China’s economic growth held steady in the latest quarter, shored up by a bank lending boom and consumer spending that helped make up for weaker trade.
The world’s second-largest economy grew by 6.7 per cent year-on-year in the three months to September, in line with the two previous quarters and better than some forecasters expected.
China’s transition to a moderately-fast consumer and services-based economy is well underwayAndy Rothman, Matthews Asia
“Economic activity seems to be holding up reasonably well, with few signs that a renewed slowdown is just around the corner,” said Julian Evans-Pritchard of Capital Economics.
However, analysts cautioned that growth is likely to slow next year because the latest strength is based in part on a surge in bank lending and property prices. Regulators see both as a risk and are trying to rein them in.
China’s economy has cooled steadily over the past six years as leaders try to steer it to more self-sustaining growth based on consumer spending instead of trade and investment.
Beijing has used higher government spending and infusions of credit to avert a sharper downturn and politically dangerous job losses. That has temporarily hobbled the ruling Communist Party’s long-term plan to make the state-dominated economy more productive and efficient by giving market forces a bigger role.
Retail sales jumped 10.4 per cent in the first three quarters, boosted by a 26.1 per cent surge in e-commerce. No figures for the latest quarter alone were released.
Growth in service industries, boosted by a surge in property sales, accelerated to 7.5 per cent from the previous quarter’s 7.8 per cent. By contrast, exports shrank by 5.6 per cent in September from a year earlier.
The data indicated that “China’s transition from a high-speed, heavy industry-based economy to a moderately-fast consumer and services-based economy is well underway,” said Andy Rothman of Matthews Asia.
He added: “The challenges of completing this transition will result in gradually slower growth rates and increased volatility, but the risks of a hard landing are very low.”
State media have warned China’s economic outlook will be “L-shaped,” meaning the downturn should bottom out but growth will not rebound to the double-digit rates of the past decade.
Growth in investment, still a key economic driver, accelerated in September to 9 per cent over a year earlier, up from August’s 8 per cent. But much of it came from state companies, reflecting the skittishness of private investors.
Spending by state companies on real estate and other fixed assets rose 21.1 per cent in the first nine months of the year while spending by private enterprises rose just 2.5 per cent.
“State-directed investment is keeping headline growth on target,” said Bill Adams of PNC Financial Services Group.

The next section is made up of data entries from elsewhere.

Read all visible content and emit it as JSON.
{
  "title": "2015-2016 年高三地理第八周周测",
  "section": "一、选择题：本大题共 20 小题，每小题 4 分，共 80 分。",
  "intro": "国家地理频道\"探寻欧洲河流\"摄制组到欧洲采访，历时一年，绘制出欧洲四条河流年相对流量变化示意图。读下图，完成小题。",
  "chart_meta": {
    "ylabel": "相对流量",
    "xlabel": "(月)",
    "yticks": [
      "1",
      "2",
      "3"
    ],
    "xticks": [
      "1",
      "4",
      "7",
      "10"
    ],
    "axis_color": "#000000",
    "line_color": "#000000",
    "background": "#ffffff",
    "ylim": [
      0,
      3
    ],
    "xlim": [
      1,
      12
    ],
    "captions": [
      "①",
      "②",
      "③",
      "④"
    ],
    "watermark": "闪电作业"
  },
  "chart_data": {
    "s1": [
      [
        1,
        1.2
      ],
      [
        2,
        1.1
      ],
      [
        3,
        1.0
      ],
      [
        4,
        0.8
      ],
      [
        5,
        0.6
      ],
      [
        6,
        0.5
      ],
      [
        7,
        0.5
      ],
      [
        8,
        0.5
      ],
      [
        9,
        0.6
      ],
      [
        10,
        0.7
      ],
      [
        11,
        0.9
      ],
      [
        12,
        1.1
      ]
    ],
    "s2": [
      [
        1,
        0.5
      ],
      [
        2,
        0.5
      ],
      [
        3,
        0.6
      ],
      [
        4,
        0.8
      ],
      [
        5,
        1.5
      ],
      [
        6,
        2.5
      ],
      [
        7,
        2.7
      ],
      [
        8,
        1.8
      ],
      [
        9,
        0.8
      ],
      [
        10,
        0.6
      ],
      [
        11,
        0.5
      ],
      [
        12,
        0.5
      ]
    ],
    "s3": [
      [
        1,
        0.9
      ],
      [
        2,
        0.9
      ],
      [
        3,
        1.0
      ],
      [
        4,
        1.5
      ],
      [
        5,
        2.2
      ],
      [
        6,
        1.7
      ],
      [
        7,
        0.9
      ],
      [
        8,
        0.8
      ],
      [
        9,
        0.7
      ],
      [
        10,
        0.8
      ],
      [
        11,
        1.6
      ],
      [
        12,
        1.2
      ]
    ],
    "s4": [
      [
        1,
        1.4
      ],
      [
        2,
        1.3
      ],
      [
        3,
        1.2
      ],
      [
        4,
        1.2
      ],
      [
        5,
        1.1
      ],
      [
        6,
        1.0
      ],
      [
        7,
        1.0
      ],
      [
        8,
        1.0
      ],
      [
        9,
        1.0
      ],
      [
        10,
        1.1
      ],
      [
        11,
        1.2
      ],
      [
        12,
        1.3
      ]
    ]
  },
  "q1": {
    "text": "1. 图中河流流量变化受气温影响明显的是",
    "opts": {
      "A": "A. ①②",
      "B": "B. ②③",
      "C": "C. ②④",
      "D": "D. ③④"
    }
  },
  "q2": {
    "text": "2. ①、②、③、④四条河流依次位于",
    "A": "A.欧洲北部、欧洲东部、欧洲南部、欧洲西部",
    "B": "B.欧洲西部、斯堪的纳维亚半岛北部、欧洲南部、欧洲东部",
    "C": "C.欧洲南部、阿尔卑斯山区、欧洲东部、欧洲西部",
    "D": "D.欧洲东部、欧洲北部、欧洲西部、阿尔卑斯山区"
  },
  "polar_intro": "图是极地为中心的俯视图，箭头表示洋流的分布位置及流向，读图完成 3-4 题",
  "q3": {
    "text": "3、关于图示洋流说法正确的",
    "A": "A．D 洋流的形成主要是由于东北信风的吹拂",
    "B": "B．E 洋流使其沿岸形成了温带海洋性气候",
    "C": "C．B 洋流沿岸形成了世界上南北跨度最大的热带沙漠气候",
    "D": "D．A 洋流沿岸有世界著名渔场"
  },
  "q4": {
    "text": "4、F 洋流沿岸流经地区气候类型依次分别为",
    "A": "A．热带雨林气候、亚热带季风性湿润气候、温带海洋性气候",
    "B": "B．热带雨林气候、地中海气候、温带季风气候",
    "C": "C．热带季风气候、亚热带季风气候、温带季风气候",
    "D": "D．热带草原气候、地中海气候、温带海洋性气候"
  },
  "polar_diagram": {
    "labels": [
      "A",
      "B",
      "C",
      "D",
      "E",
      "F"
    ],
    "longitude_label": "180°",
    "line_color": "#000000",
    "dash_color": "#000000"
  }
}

Beijing’s reliance on credit to drive growth since the 2008 global crisis has led to a rapid runup in China’s debt to the equivalent of 250 per cent of gross domestic product, high for a developing economy. That has prompted warnings of a possible financial crisis or a drag on growth if debt is not controlled.
Regulators announced plans last week to allow “high-quality enterprises” with “temporary difficulties” to pay down debt by giving their bankers equity in their enterprises.
The central bank’s measure of total credit showed growth in September edged up to 11.3 per cent compared with a year earlier, up from August’s 11.2 per cent rate.
“The recent recovery is ultimately on borrowed time given that it has been driven in large part by faster credit growth and a property market boom,” said Evans-Pritchard.
“As the boost from policy stimulus begins to wear off, probably at some point early next year, continued structural drags mean the economy is set to begin slowing again.”